Karen Lincoln Michel has been recognized nationally for advancing diversity in news coverage and newsroom staffing through her distinguished career as an editor, publisher, writer, and reporter. Most notably, her leadership as president of ICT, formerly Indian Country Today, has transformed a traditional newspaper into a sustainable, nonprofit news organization expressed through a daily digital platform and a weekly newscast. Now based at the Walter Cronkite School of Journalism and Mass Communications at Arizona State University, the new ICT produces quality journalism for and about America’s Indigenous people at a time when their identities are misrepresented or made invisible in mainstream media. Under Michel’s leadership, ICT also formed a separate nonprofit organization, IndiJ Public Media, to serve as its parent company. As its CEO, she helped the organization gain its 501(c)(3) designation from the IRS, thus insuring ICT’s independence and financial viability.
A member of the Ho Chunk nation, Michel began her work as a reporter for the LaCrosse Tribune. She wrote for the Dallas Morning News before becoming Assistant Managing Editor for the Green Bay Press-Gazette and Executive Editor at two Louisiana newspapers. She went on to edit Madison Magazine. Besides these outlets, her articles as a freelance journalist have appeared in The Washington Post, the Milwaukee Journal Sentinel, the Columbia Journalism Review, Native Americas and the American Indian.
ICT has a national focus and an international following. Also on the national level, Michel served as the first female president of the Native American Journalists’ Association, and then completed two terms as president of UNITY: Journalists of Color, the largest organization of journalists in the country at the time. She has served on the editorial board of the American Indian Science and Engineering Society’s magazine, Winds of Change. Her column for The New York Times Syndicate’s “New America News Service” and her blog “Digital Native Americans” have spoken to broad audiences.

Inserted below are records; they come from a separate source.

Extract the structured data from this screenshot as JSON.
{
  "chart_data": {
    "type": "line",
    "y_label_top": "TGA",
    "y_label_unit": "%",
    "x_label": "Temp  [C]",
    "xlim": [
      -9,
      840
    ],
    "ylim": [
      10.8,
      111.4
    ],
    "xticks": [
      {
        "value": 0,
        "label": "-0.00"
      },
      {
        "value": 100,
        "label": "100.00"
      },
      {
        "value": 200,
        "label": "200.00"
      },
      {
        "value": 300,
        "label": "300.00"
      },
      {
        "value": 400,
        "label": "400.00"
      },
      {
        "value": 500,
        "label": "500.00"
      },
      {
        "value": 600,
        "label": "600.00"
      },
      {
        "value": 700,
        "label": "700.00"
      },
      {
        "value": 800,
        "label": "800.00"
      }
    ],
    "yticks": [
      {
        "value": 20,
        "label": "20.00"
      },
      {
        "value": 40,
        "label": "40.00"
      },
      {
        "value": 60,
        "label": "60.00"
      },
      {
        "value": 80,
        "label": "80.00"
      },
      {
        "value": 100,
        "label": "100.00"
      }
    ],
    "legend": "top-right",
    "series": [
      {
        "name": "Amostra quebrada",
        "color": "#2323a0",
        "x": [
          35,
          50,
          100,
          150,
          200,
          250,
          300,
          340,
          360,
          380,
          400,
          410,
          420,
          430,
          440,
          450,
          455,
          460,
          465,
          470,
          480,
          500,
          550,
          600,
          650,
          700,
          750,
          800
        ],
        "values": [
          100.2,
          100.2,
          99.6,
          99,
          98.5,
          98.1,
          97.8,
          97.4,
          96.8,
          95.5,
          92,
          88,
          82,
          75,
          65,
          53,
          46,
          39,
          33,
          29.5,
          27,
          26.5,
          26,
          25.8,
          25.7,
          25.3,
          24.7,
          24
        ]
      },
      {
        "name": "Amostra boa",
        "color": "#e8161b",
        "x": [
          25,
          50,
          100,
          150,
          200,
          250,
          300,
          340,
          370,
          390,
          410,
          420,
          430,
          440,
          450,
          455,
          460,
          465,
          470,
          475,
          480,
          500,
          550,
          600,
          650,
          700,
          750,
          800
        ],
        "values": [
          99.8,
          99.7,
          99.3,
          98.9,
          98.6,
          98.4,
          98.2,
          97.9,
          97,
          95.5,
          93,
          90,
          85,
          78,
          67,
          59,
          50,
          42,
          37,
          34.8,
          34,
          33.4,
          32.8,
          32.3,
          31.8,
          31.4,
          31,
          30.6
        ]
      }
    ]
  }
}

Here in her home state, she has led the Wisconsin Center for Investigative Journalism Board of Directors; she also joined the editorial board of WISC-TV, the CBS affiliate in Madison. For years she covered state politics for the Green Bay newspaper, and she is a current member of the Friends Board of PBS Wisconsin.

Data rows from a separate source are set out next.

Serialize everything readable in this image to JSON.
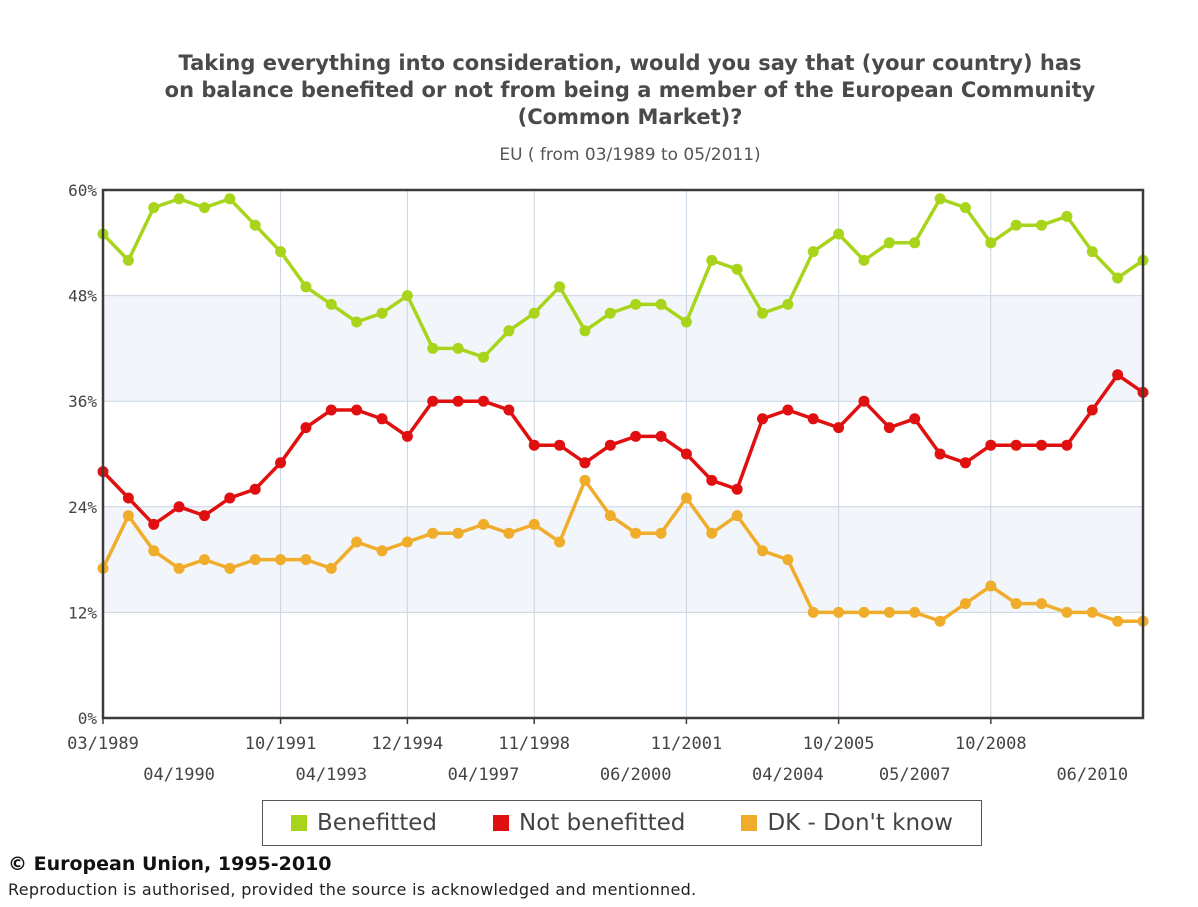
{
  "chart_data": {
    "type": "line",
    "title_lines": [
      "Taking everything into consideration, would you say that (your country) has",
      "on balance benefited or not from being a member of the European Community",
      "(Common Market)?"
    ],
    "subtitle": "EU ( from 03/1989 to 05/2011)",
    "ylim": [
      0,
      60
    ],
    "y_ticks": [
      "0%",
      "12%",
      "24%",
      "36%",
      "48%",
      "60%"
    ],
    "x_tick_labels_row1": [
      {
        "label": "03/1989",
        "index": 0
      },
      {
        "label": "10/1991",
        "index": 7
      },
      {
        "label": "12/1994",
        "index": 12
      },
      {
        "label": "11/1998",
        "index": 17
      },
      {
        "label": "11/2001",
        "index": 23
      },
      {
        "label": "10/2005",
        "index": 29
      },
      {
        "label": "10/2008",
        "index": 35
      }
    ],
    "x_tick_labels_row2": [
      {
        "label": "04/1990",
        "index": 3
      },
      {
        "label": "04/1993",
        "index": 9
      },
      {
        "label": "04/1997",
        "index": 15
      },
      {
        "label": "06/2000",
        "index": 21
      },
      {
        "label": "04/2004",
        "index": 27
      },
      {
        "label": "05/2007",
        "index": 32
      },
      {
        "label": "06/2010",
        "index": 39
      }
    ],
    "grid": true,
    "legend_position": "bottom",
    "series": [
      {
        "name": "Benefitted",
        "color": "#a8d51c",
        "values": [
          55,
          52,
          58,
          59,
          58,
          59,
          56,
          53,
          49,
          47,
          45,
          46,
          48,
          42,
          42,
          41,
          44,
          46,
          49,
          44,
          46,
          47,
          47,
          45,
          52,
          51,
          46,
          47,
          53,
          55,
          52,
          54,
          54,
          59,
          58,
          54,
          56,
          56,
          57,
          53,
          50,
          52
        ]
      },
      {
        "name": "Not benefitted",
        "color": "#e01010",
        "values": [
          28,
          25,
          22,
          24,
          23,
          25,
          26,
          29,
          33,
          35,
          35,
          34,
          32,
          36,
          36,
          36,
          35,
          31,
          31,
          29,
          31,
          32,
          32,
          30,
          27,
          26,
          34,
          35,
          34,
          33,
          36,
          33,
          34,
          30,
          29,
          31,
          31,
          31,
          31,
          35,
          39,
          37
        ]
      },
      {
        "name": "DK - Don't know",
        "color": "#f0ad2c",
        "values": [
          17,
          23,
          19,
          17,
          18,
          17,
          18,
          18,
          18,
          17,
          20,
          19,
          20,
          21,
          21,
          22,
          21,
          22,
          20,
          27,
          23,
          21,
          21,
          25,
          21,
          23,
          19,
          18,
          12,
          12,
          12,
          12,
          12,
          11,
          13,
          15,
          13,
          13,
          12,
          12,
          11,
          11
        ]
      }
    ]
  },
  "footer": {
    "copyright": "© European Union, 1995-2010",
    "reproduction": "Reproduction is authorised, provided the source is acknowledged and mentionned."
  }
}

Michel is an active alumna of Marquette’s Diederich College of Communication. In 2018, she invited her longtime mentor, Arthur Ochs Sulzberger, Jr., former publisher of the New York Times, to visit Marquette and hold a session with journalism faculty and students on the state of journalism today. She continues to hire, develop, and mentor young journalists. Michel embodies the Jesuit educational ideals of other-centeredness, and the pursuit of faith, justice, and reconciliation. She also witnesses to the enduring relevance of eloquentia perfecta, the Jesuit tradition of whole human beings speaking, writing, and acting for the common good. For her outstanding service of God, nation, tribe, state, and Alma Mater, we ask you, President Lovell, to award Karen Lincoln Michel the Marquette University degree of Doctor of Humane Letters (L.H.D.), honoris causa.